Writing on bmj.com, IAS Director Katherine Brown says that the UK chancellor should resist industry lobbying to scrap the annual rise in alcohol duty because “society simply can’t afford for such cheap drink to get cheaper”.
The duty escalator has been in place since 2008 to ensure that the price of alcohol rises at 2% above inflation. But after abolishing the escalator for beer duty last year following a high profile campaign from the brewing sector, the wine and spirits industry is calling on Chancellor George Osborne to do the same for all alcoholic beverages ahead of next week’s budget.

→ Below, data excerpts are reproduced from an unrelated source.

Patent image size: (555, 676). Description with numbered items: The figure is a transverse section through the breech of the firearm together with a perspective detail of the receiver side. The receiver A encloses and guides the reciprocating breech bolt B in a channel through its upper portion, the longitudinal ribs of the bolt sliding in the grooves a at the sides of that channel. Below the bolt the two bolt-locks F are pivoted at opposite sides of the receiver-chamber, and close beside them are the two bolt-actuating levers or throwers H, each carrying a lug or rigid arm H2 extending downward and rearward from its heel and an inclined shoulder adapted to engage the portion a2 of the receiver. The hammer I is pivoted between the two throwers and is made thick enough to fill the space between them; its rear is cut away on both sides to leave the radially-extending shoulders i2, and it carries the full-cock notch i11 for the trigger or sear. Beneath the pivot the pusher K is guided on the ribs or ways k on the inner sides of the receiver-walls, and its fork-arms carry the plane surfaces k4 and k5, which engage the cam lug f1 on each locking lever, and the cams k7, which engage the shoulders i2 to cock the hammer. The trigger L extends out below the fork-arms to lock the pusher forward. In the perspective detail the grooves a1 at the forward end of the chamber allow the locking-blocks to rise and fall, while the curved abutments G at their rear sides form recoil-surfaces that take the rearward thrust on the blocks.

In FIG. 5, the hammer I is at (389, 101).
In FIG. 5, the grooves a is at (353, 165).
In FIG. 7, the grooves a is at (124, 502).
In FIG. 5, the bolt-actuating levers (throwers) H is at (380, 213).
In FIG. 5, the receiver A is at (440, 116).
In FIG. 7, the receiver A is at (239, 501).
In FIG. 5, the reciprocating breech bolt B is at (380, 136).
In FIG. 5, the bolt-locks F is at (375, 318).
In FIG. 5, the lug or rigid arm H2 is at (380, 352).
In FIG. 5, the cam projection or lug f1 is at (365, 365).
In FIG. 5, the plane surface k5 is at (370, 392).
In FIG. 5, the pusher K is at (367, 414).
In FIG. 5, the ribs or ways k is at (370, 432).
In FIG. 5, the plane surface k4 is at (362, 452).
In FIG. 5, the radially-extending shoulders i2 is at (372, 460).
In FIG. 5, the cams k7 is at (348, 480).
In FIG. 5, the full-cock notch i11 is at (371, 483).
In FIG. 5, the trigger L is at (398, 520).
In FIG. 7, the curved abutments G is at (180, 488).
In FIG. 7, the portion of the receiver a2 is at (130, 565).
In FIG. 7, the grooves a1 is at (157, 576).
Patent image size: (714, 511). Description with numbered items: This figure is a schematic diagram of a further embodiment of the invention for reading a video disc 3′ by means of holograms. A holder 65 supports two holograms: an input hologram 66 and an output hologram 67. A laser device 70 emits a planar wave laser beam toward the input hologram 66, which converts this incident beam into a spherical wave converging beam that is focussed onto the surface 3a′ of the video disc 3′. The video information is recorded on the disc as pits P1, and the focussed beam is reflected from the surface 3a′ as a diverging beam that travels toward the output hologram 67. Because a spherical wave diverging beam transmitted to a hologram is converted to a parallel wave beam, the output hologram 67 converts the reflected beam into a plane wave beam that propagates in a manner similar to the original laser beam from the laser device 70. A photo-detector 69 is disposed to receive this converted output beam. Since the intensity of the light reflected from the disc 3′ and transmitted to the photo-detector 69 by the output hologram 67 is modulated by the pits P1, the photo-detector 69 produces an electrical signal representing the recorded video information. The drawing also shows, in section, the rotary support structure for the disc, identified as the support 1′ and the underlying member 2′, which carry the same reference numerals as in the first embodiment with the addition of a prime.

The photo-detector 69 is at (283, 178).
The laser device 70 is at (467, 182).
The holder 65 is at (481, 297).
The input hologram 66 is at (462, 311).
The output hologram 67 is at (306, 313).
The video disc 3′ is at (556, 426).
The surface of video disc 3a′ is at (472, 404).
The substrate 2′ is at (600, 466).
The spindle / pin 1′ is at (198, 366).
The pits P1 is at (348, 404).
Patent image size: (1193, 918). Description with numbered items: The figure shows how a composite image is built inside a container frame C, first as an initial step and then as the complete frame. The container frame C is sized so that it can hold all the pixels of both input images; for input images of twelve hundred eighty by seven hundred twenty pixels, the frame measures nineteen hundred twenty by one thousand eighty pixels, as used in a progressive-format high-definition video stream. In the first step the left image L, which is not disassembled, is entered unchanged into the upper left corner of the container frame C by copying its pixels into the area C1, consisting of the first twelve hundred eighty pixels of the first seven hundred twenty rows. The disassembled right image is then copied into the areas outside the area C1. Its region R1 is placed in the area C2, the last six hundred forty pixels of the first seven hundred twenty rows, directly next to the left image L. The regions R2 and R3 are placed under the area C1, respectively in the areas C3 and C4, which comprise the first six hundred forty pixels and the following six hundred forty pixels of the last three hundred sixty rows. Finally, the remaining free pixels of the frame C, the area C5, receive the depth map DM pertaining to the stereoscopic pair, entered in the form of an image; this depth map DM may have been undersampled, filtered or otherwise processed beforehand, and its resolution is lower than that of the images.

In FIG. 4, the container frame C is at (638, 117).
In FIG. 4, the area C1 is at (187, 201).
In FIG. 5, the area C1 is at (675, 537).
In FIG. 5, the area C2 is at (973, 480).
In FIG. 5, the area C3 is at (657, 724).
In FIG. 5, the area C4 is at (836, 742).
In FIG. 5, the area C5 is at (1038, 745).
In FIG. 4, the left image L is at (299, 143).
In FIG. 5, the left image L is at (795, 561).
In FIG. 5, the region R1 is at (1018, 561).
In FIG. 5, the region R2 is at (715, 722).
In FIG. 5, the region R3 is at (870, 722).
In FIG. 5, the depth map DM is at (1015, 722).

Each year the UK is faced with more than 8,700 alcohol related deaths, and 1.2 million hospital admissions, with alcohol estimated to cost society more than £21 billion – more than double the £10 billion revenue generated from alcohol taxes.
Evidence suggests that reducing the affordability of alcohol is the most powerful tool at a government’s disposal to tackle the problems associated with alcohol, yet alcohol remains 61% more affordable today than in 1980 as real household disposable incomes have risen considerably more than alcohol prices.
If the Chancellor succumbs to current industry pressures and scraps the planned duty escalator for all alcohol in this year’s budget, it is estimated that the cost to the Exchequer would be £110 million in 2014/15, Brown writes. “This sum could fund 2,587 alcohol nurses in A&E, 468,085 ambulance call-outs, or over 723,684 days of in-patient detoxification services.”
Reneging on yet another government commitment to tackle the affordability of alcohol, and at the same time depriving the public purse of millions of pounds “would be a gross injustice to British society and to our public services that are struggling to cope with the burden alcohol poses day in day out,” she argues.